The production method of the present invention further includes a step (hereinafter referred to as step I) of reacting the alcohol compound represented by the following formula (4) with the epoxy compound represented by the following formula (5) to obtain the epoxy compound represented by the above formula (3).

[ solution 5]

(R³As described above, L' is a single bond or a C1-8 divalent hydrocarbon group which may have an ether bond)

[ solution 6]

(R²As mentioned above, X is a halogen atom)

The respective steps will be described in detail below.

And (I).

This step is a step of reacting an alcohol compound represented by the following formula (4) with an epoxy compound represented by the following formula (5) to obtain an epoxy compound represented by the above formula (3).

[ solution 7]

(R³As described above, L' is a single bond or a divalent hydrocarbon group having 1 to 8 carbon atoms which may have an ether bond)

[ solution 8]

(R²As mentioned above, X is a halogen atom)

In the above formula (4), L^’As described above, the divalent hydrocarbon group may contain an ether bond and has 1 to 8 carbon atoms. Preferably a group represented by the following formula (2 '), n' is 0 or 1. n 'is 0 means that L' in the above formula (4) is a single bond.

[ solution 9]

(the sites indicated by and are bonding sites)

That is, the group represented by the formula (4) is preferably represented by the following (2 ' ') or (2 ' ' ').

[ solution 10]

In the above formula (5), X is a halogen atom as described above. Examples of the halogen atom include fluorine, chlorine, bromine, and iodine.

The reaction of the alcohol compound with the epoxy compound can be carried out according to a conventionally known method. For example, 1 molar equivalent or more of an epoxy compound may be added to the alcohol compound to carry out the reaction. The reaction temperature is not particularly limited, and a temperature not exceeding the boiling point of the solvent used is preferred. For example, it may be carried out at a temperature of about 0 ℃ to about 120 ℃. The reaction may be carried out in the presence of a solvent or a catalyst. The solvent and the catalyst may be those conventionally known, and are not particularly limited.

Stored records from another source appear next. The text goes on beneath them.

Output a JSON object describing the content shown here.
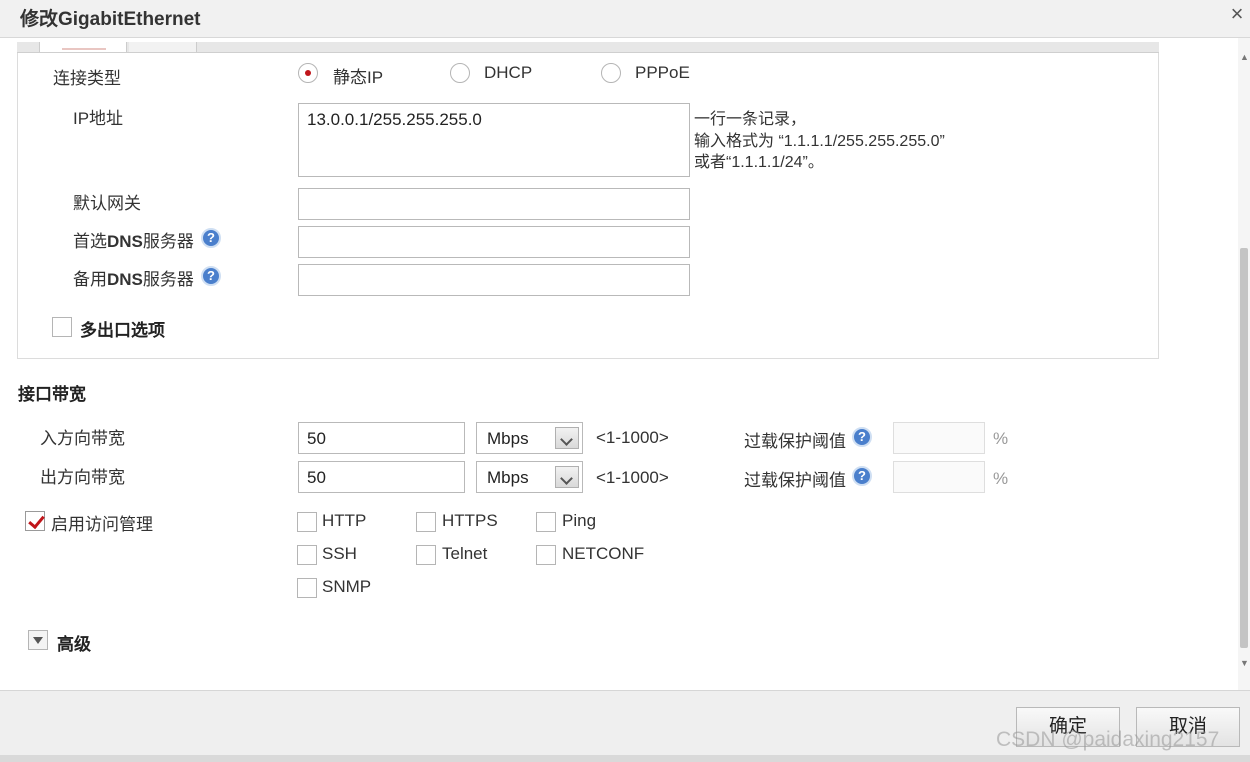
{
  "window": {
    "title": "修改GigabitEthernet",
    "close_icon": "×"
  },
  "connection": {
    "label": "连接类型",
    "options": [
      {
        "label": "静态IP",
        "selected": true
      },
      {
        "label": "DHCP",
        "selected": false
      },
      {
        "label": "PPPoE",
        "selected": false
      }
    ]
  },
  "ip": {
    "label": "IP地址",
    "value": "13.0.0.1/255.255.255.0",
    "hint": [
      "一行一条记录，",
      "输入格式为 “1.1.1.1/255.255.255.0”",
      "或者“1.1.1.1/24”。"
    ]
  },
  "gateway": {
    "label": "默认网关",
    "value": ""
  },
  "dns_primary": {
    "label_prefix": "首选",
    "label_bold": "DNS",
    "label_suffix": "服务器",
    "value": ""
  },
  "dns_backup": {
    "label_prefix": "备用",
    "label_bold": "DNS",
    "label_suffix": "服务器",
    "value": ""
  },
  "help_icon": "?",
  "multi_exit": {
    "label": "多出口选项",
    "checked": false
  },
  "bandwidth": {
    "section_title": "接口带宽",
    "inbound": {
      "label": "入方向带宽",
      "value": "50",
      "unit": "Mbps",
      "range": "<1-1000>",
      "overload_label": "过载保护阈值",
      "overload_value": "",
      "percent": "%"
    },
    "outbound": {
      "label": "出方向带宽",
      "value": "50",
      "unit": "Mbps",
      "range": "<1-1000>",
      "overload_label": "过载保护阈值",
      "overload_value": "",
      "percent": "%"
    }
  },
  "access": {
    "label": "启用访问管理",
    "checked": true,
    "services": [
      {
        "label": "HTTP",
        "checked": false
      },
      {
        "label": "HTTPS",
        "checked": false
      },
      {
        "label": "Ping",
        "checked": false
      },
      {
        "label": "SSH",
        "checked": false
      },
      {
        "label": "Telnet",
        "checked": false
      },
      {
        "label": "NETCONF",
        "checked": false
      },
      {
        "label": "SNMP",
        "checked": false
      }
    ]
  },
  "advanced": {
    "label": "高级"
  },
  "footer": {
    "ok": "确定",
    "cancel": "取消"
  },
  "watermark": "CSDN @paidaxing2157"
}
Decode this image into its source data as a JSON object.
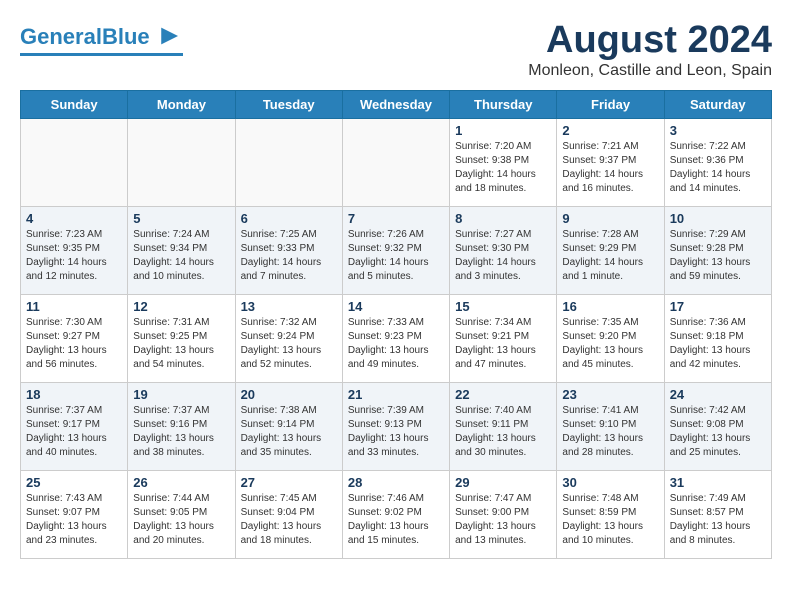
{
  "header": {
    "logo_line1": "General",
    "logo_line2": "Blue",
    "month_year": "August 2024",
    "location": "Monleon, Castille and Leon, Spain"
  },
  "weekdays": [
    "Sunday",
    "Monday",
    "Tuesday",
    "Wednesday",
    "Thursday",
    "Friday",
    "Saturday"
  ],
  "weeks": [
    [
      {
        "day": "",
        "empty": true
      },
      {
        "day": "",
        "empty": true
      },
      {
        "day": "",
        "empty": true
      },
      {
        "day": "",
        "empty": true
      },
      {
        "day": "1",
        "sunrise": "7:20 AM",
        "sunset": "9:38 PM",
        "daylight": "14 hours and 18 minutes"
      },
      {
        "day": "2",
        "sunrise": "7:21 AM",
        "sunset": "9:37 PM",
        "daylight": "14 hours and 16 minutes"
      },
      {
        "day": "3",
        "sunrise": "7:22 AM",
        "sunset": "9:36 PM",
        "daylight": "14 hours and 14 minutes"
      }
    ],
    [
      {
        "day": "4",
        "sunrise": "7:23 AM",
        "sunset": "9:35 PM",
        "daylight": "14 hours and 12 minutes"
      },
      {
        "day": "5",
        "sunrise": "7:24 AM",
        "sunset": "9:34 PM",
        "daylight": "14 hours and 10 minutes"
      },
      {
        "day": "6",
        "sunrise": "7:25 AM",
        "sunset": "9:33 PM",
        "daylight": "14 hours and 7 minutes"
      },
      {
        "day": "7",
        "sunrise": "7:26 AM",
        "sunset": "9:32 PM",
        "daylight": "14 hours and 5 minutes"
      },
      {
        "day": "8",
        "sunrise": "7:27 AM",
        "sunset": "9:30 PM",
        "daylight": "14 hours and 3 minutes"
      },
      {
        "day": "9",
        "sunrise": "7:28 AM",
        "sunset": "9:29 PM",
        "daylight": "14 hours and 1 minute"
      },
      {
        "day": "10",
        "sunrise": "7:29 AM",
        "sunset": "9:28 PM",
        "daylight": "13 hours and 59 minutes"
      }
    ],
    [
      {
        "day": "11",
        "sunrise": "7:30 AM",
        "sunset": "9:27 PM",
        "daylight": "13 hours and 56 minutes"
      },
      {
        "day": "12",
        "sunrise": "7:31 AM",
        "sunset": "9:25 PM",
        "daylight": "13 hours and 54 minutes"
      },
      {
        "day": "13",
        "sunrise": "7:32 AM",
        "sunset": "9:24 PM",
        "daylight": "13 hours and 52 minutes"
      },
      {
        "day": "14",
        "sunrise": "7:33 AM",
        "sunset": "9:23 PM",
        "daylight": "13 hours and 49 minutes"
      },
      {
        "day": "15",
        "sunrise": "7:34 AM",
        "sunset": "9:21 PM",
        "daylight": "13 hours and 47 minutes"
      },
      {
        "day": "16",
        "sunrise": "7:35 AM",
        "sunset": "9:20 PM",
        "daylight": "13 hours and 45 minutes"
      },
      {
        "day": "17",
        "sunrise": "7:36 AM",
        "sunset": "9:18 PM",
        "daylight": "13 hours and 42 minutes"
      }
    ],
    [
      {
        "day": "18",
        "sunrise": "7:37 AM",
        "sunset": "9:17 PM",
        "daylight": "13 hours and 40 minutes"
      },
      {
        "day": "19",
        "sunrise": "7:37 AM",
        "sunset": "9:16 PM",
        "daylight": "13 hours and 38 minutes"
      },
      {
        "day": "20",
        "sunrise": "7:38 AM",
        "sunset": "9:14 PM",
        "daylight": "13 hours and 35 minutes"
      },
      {
        "day": "21",
        "sunrise": "7:39 AM",
        "sunset": "9:13 PM",
        "daylight": "13 hours and 33 minutes"
      },
      {
        "day": "22",
        "sunrise": "7:40 AM",
        "sunset": "9:11 PM",
        "daylight": "13 hours and 30 minutes"
      },
      {
        "day": "23",
        "sunrise": "7:41 AM",
        "sunset": "9:10 PM",
        "daylight": "13 hours and 28 minutes"
      },
      {
        "day": "24",
        "sunrise": "7:42 AM",
        "sunset": "9:08 PM",
        "daylight": "13 hours and 25 minutes"
      }
    ],
    [
      {
        "day": "25",
        "sunrise": "7:43 AM",
        "sunset": "9:07 PM",
        "daylight": "13 hours and 23 minutes"
      },
      {
        "day": "26",
        "sunrise": "7:44 AM",
        "sunset": "9:05 PM",
        "daylight": "13 hours and 20 minutes"
      },
      {
        "day": "27",
        "sunrise": "7:45 AM",
        "sunset": "9:04 PM",
        "daylight": "13 hours and 18 minutes"
      },
      {
        "day": "28",
        "sunrise": "7:46 AM",
        "sunset": "9:02 PM",
        "daylight": "13 hours and 15 minutes"
      },
      {
        "day": "29",
        "sunrise": "7:47 AM",
        "sunset": "9:00 PM",
        "daylight": "13 hours and 13 minutes"
      },
      {
        "day": "30",
        "sunrise": "7:48 AM",
        "sunset": "8:59 PM",
        "daylight": "13 hours and 10 minutes"
      },
      {
        "day": "31",
        "sunrise": "7:49 AM",
        "sunset": "8:57 PM",
        "daylight": "13 hours and 8 minutes"
      }
    ]
  ]
}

Examples of the catalyst include basic compounds, organophosphorus compounds, tertiary amines, and Lewis acids. Examples of the basic compound include hydroxides of alkali metals and alkaline earth metals such as lithium hydroxide, sodium hydroxide, potassium hydroxide, calcium hydroxide, and magnesium hydroxide. Examples of the organophosphorus compound include tricyclohexylphosphine, tributylphosphine, trioctylphosphine, cyclohexyldiphenylphosphine, dicyclohexylphenylphosphine, butyldiphenylphosphine, dibutylphenylphosphine, octyldiphenylphosphine, dioctylphenylphosphine, and triphenylphosphine. Examples of the tertiary amine include trimethylamine, triethylamine, tripropylamine, tributylamine, diazabicycloundecene, diazabicyclononene, and 1-methylimidazole. Examples of the lewis acid include boron trifluoride, aluminum chloride, methylaluminum dichloride, dimethylaluminum chloride, trimethylaluminum, magnesium chloride, magnesium bromide, titanium tetrachloride, titanium dichloride bistrifluoromethanesulfonate, dicyclopentadiene titanium bistrifluoromethanesulfonate, titanium dichloride bistrifluoromethanesulfonate, tin tetrachloride, tin (II) bistrifluoromethanesulfonate, and the like. The catalyst can be used alone in 1, also can be used in 2 or more combination.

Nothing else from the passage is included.